Par Catherine Lalonde - Le Devoir
Le lecteur de cégep, aujourd’hui, est une personne hyperconnectée. À l’image de ses professeurs, de sa société. En 2024, alors que la littérature est en compétition avec « l’économie de l’écran », en concurrence avec TikTok, le gouvernement Legault laisse s’effriter le soutien aux bibliothèques collégiales, importantes pour développer l’amour du livre papier et de la lecture, selon les avis des spécialistes récoltés par Le Devoir.
« Le Québec s’est récemment prononcé en faveur d’une austérité ahurissante concernant l’approvisionnement de nouveaux corpus littéraires et de ressources documentaires dans les bibliothèques des cégeps », dit, révoltée, Amélie Lemieux, présidente de la section Québec de l’Association internationale pour la recherche en didactique du français.
Si la tendance se maintient, le fardeau des enseignants sera de plus en plus grand, prédit l’experte. « Les professeurs vont avoir beaucoup plus de pression. Ils vont devoir innover encore pour stimuler l’engagement envers la lecture, pour trouver des moyens de réduire l’écart entre le livre et la vie de tous les jours » de ces jeunes aux écrans superposés.

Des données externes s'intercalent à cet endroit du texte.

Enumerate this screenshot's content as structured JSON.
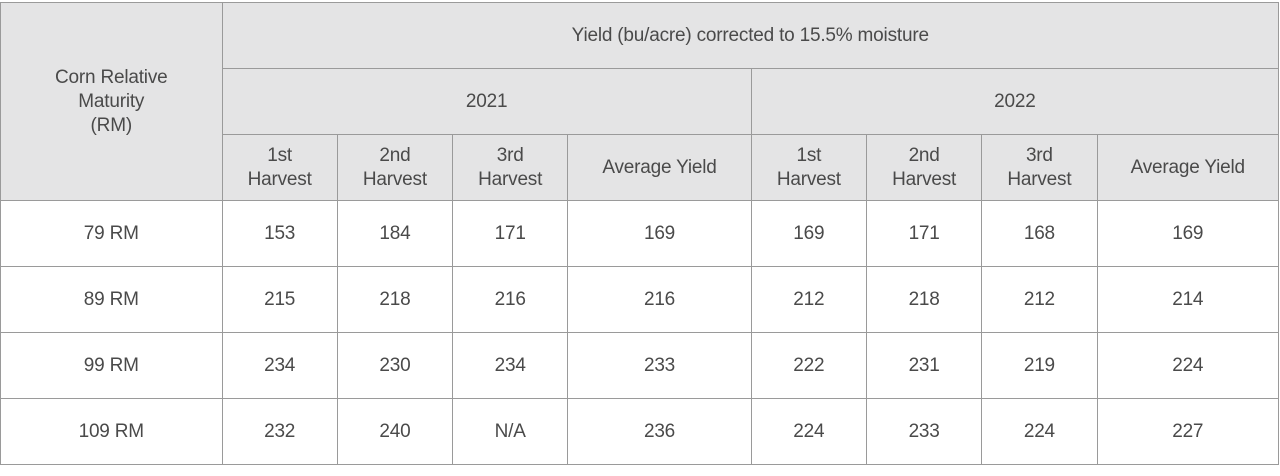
{
  "header": {
    "corner_label_lines": [
      "Corn Relative",
      "Maturity",
      "(RM)"
    ],
    "group_title": "Yield (bu/acre) corrected to 15.5% moisture",
    "years": [
      "2021",
      "2022"
    ],
    "subcolumns": [
      [
        "1st",
        "Harvest"
      ],
      [
        "2nd",
        "Harvest"
      ],
      [
        "3rd",
        "Harvest"
      ],
      [
        "Average Yield"
      ]
    ]
  },
  "rows": [
    {
      "rm": "79 RM",
      "y2021": [
        "153",
        "184",
        "171",
        "169"
      ],
      "y2022": [
        "169",
        "171",
        "168",
        "169"
      ]
    },
    {
      "rm": "89 RM",
      "y2021": [
        "215",
        "218",
        "216",
        "216"
      ],
      "y2022": [
        "212",
        "218",
        "212",
        "214"
      ]
    },
    {
      "rm": "99 RM",
      "y2021": [
        "234",
        "230",
        "234",
        "233"
      ],
      "y2022": [
        "222",
        "231",
        "219",
        "224"
      ]
    },
    {
      "rm": "109 RM",
      "y2021": [
        "232",
        "240",
        "N/A",
        "236"
      ],
      "y2022": [
        "224",
        "233",
        "224",
        "227"
      ]
    }
  ]
}
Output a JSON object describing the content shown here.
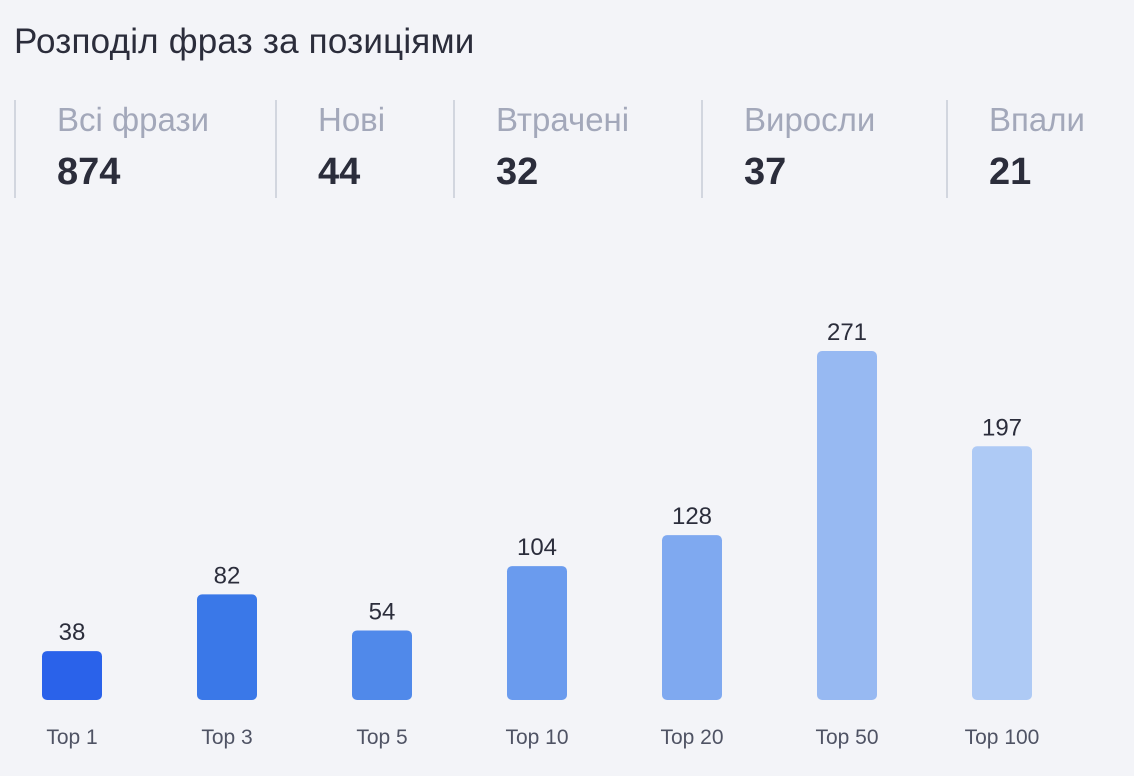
{
  "widget": {
    "title": "Розподіл фраз за позиціями"
  },
  "stats": [
    {
      "label": "Всі фрази",
      "value": "874"
    },
    {
      "label": "Нові",
      "value": "44"
    },
    {
      "label": "Втрачені",
      "value": "32"
    },
    {
      "label": "Виросли",
      "value": "37"
    },
    {
      "label": "Впали",
      "value": "21"
    }
  ],
  "chart_data": {
    "type": "bar",
    "categories": [
      "Top 1",
      "Top 3",
      "Top 5",
      "Top 10",
      "Top 20",
      "Top 50",
      "Top 100"
    ],
    "values": [
      38,
      82,
      54,
      104,
      128,
      271,
      197
    ],
    "title": "",
    "xlabel": "",
    "ylabel": "",
    "ylim": [
      0,
      271
    ],
    "grid": false,
    "data_labels": true,
    "bar_colors": [
      "#2a62ea",
      "#3a78e8",
      "#5089ea",
      "#6a9bee",
      "#7fa9f0",
      "#97b9f2",
      "#aecaf5"
    ]
  }
}
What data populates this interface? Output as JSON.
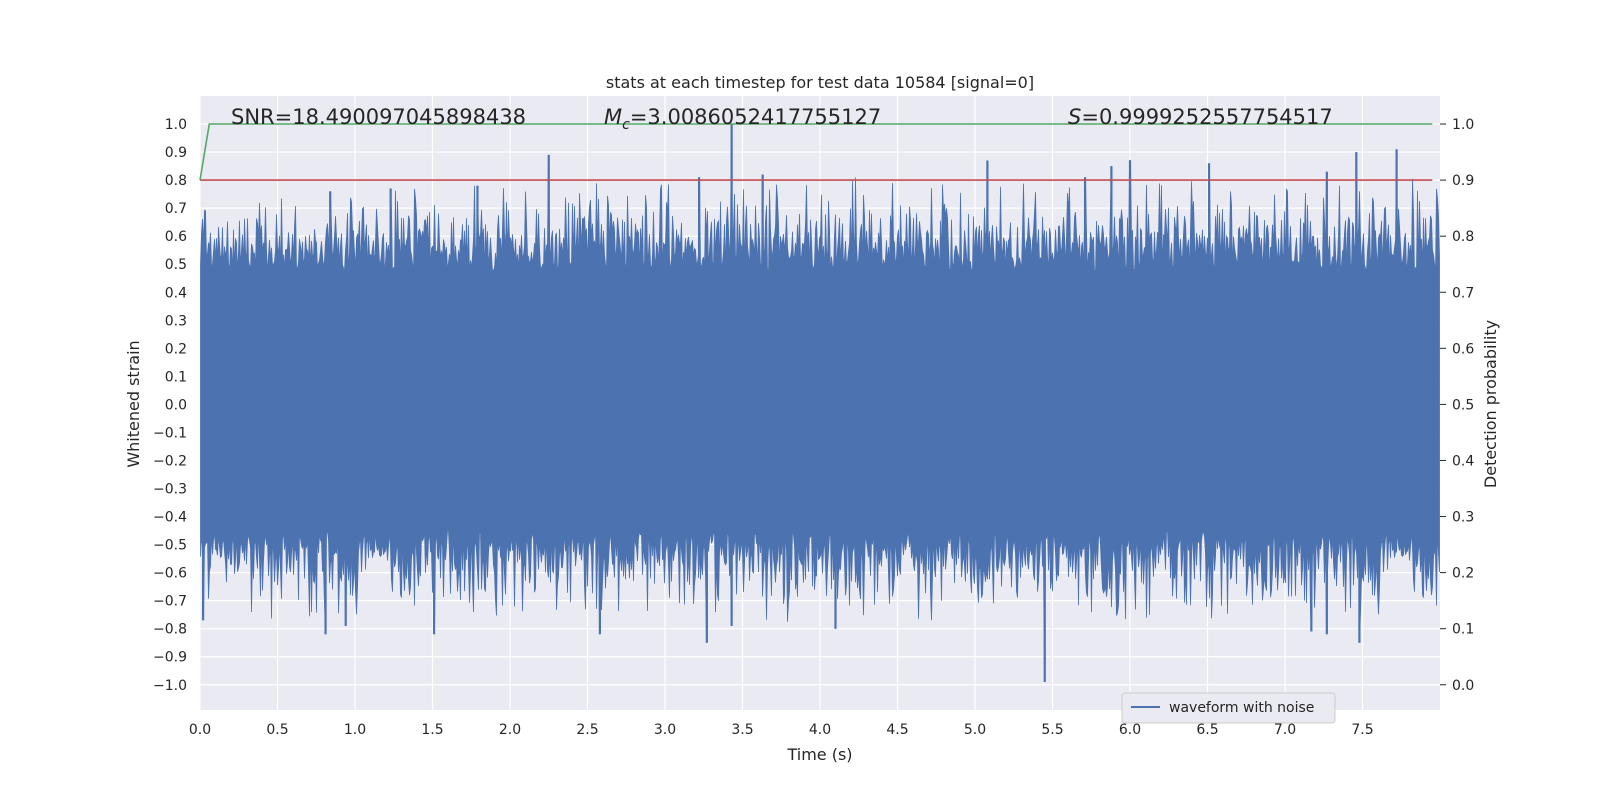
{
  "chart_data": {
    "type": "line",
    "title": "stats at each timestep for test data 10584 [signal=0]",
    "xlabel": "Time (s)",
    "ylabel": "Whitened strain",
    "ylabel_right": "Detection probability",
    "xlim": [
      0.0,
      8.0
    ],
    "ylim": [
      -1.09,
      1.1
    ],
    "ylim_right": [
      -0.045,
      1.05
    ],
    "x_ticks": [
      "0.0",
      "0.5",
      "1.0",
      "1.5",
      "2.0",
      "2.5",
      "3.0",
      "3.5",
      "4.0",
      "4.5",
      "5.0",
      "5.5",
      "6.0",
      "6.5",
      "7.0",
      "7.5"
    ],
    "y_ticks": [
      "1.0",
      "0.9",
      "0.8",
      "0.7",
      "0.6",
      "0.5",
      "0.4",
      "0.3",
      "0.2",
      "0.1",
      "0.0",
      "−0.1",
      "−0.2",
      "−0.3",
      "−0.4",
      "−0.5",
      "−0.6",
      "−0.7",
      "−0.8",
      "−0.9",
      "−1.0"
    ],
    "y_right_ticks": [
      "1.0",
      "0.9",
      "0.8",
      "0.7",
      "0.6",
      "0.5",
      "0.4",
      "0.3",
      "0.2",
      "0.1",
      "0.0"
    ],
    "series": [
      {
        "name": "waveform with noise",
        "color": "#4c72b0",
        "axis": "left",
        "sample_rate": 2048,
        "duration_s": 8.0,
        "band_upper": 0.47,
        "band_lower": -0.45,
        "noise_sigma": 0.17,
        "spikes": [
          {
            "x": 0.84,
            "y": 0.76
          },
          {
            "x": 1.23,
            "y": 0.77
          },
          {
            "x": 1.79,
            "y": 0.78
          },
          {
            "x": 2.25,
            "y": 0.89
          },
          {
            "x": 3.22,
            "y": 0.81
          },
          {
            "x": 3.43,
            "y": 1.0
          },
          {
            "x": 3.63,
            "y": 0.82
          },
          {
            "x": 5.08,
            "y": 0.87
          },
          {
            "x": 5.71,
            "y": 0.81
          },
          {
            "x": 5.88,
            "y": 0.85
          },
          {
            "x": 6.0,
            "y": 0.87
          },
          {
            "x": 6.51,
            "y": 0.86
          },
          {
            "x": 7.27,
            "y": 0.83
          },
          {
            "x": 7.46,
            "y": 0.9
          },
          {
            "x": 7.72,
            "y": 0.91
          },
          {
            "x": 0.02,
            "y": -0.77
          },
          {
            "x": 0.81,
            "y": -0.82
          },
          {
            "x": 0.94,
            "y": -0.79
          },
          {
            "x": 1.51,
            "y": -0.82
          },
          {
            "x": 2.58,
            "y": -0.82
          },
          {
            "x": 3.27,
            "y": -0.85
          },
          {
            "x": 3.43,
            "y": -0.79
          },
          {
            "x": 4.1,
            "y": -0.8
          },
          {
            "x": 5.45,
            "y": -0.99
          },
          {
            "x": 7.17,
            "y": -0.81
          },
          {
            "x": 7.27,
            "y": -0.82
          },
          {
            "x": 7.48,
            "y": -0.85
          }
        ]
      },
      {
        "name": "detection probability",
        "color": "#55a868",
        "axis": "right",
        "x": [
          0.0,
          0.06,
          7.95
        ],
        "y": [
          0.9,
          1.0,
          1.0
        ]
      },
      {
        "name": "threshold",
        "color": "#c44e52",
        "axis": "right",
        "x": [
          0.0,
          7.95
        ],
        "y": [
          0.9,
          0.9
        ]
      }
    ],
    "annotations": {
      "snr": "SNR=18.490097045898438",
      "mc_symbol": "M",
      "mc_sub": "c",
      "mc_value": "=3.0086052417755127",
      "s_symbol": "S",
      "s_value": "=0.9999252557754517"
    },
    "legend": {
      "label": "waveform with noise",
      "position": "lower-right"
    },
    "grid": true
  },
  "colors": {
    "axes_bg": "#eaeaf2",
    "grid": "#ffffff",
    "waveform": "#4c72b0",
    "probability": "#55a868",
    "threshold": "#c44e52",
    "text": "#262626"
  }
}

Cela voulait déjà dire, pour eux, de travailler à revitaliser et à revaloriser le livre papier. « Ce sera de plus en plus difficile d’intéresser ces jeunes à la lecture papier s’ils n’y ont pas accès. »
Car l’accès aux livres est important pour les découvrir, précise Mme Lemieux. Dans une lettre ouverte envoyée au Devoir après son entrevue, elle souligne les résultats « catégoriques » de la plus récente Enquête québécoise sur la découverte des produits culturels et le numérique. « La consultation physique en librairie, en magasin ou en bibliothèque figure au troisième rang (64 %) des moyens utilisés pour découvrir des livres par les personnes internautes de 15 ans et plus au Québec », rappelle le document.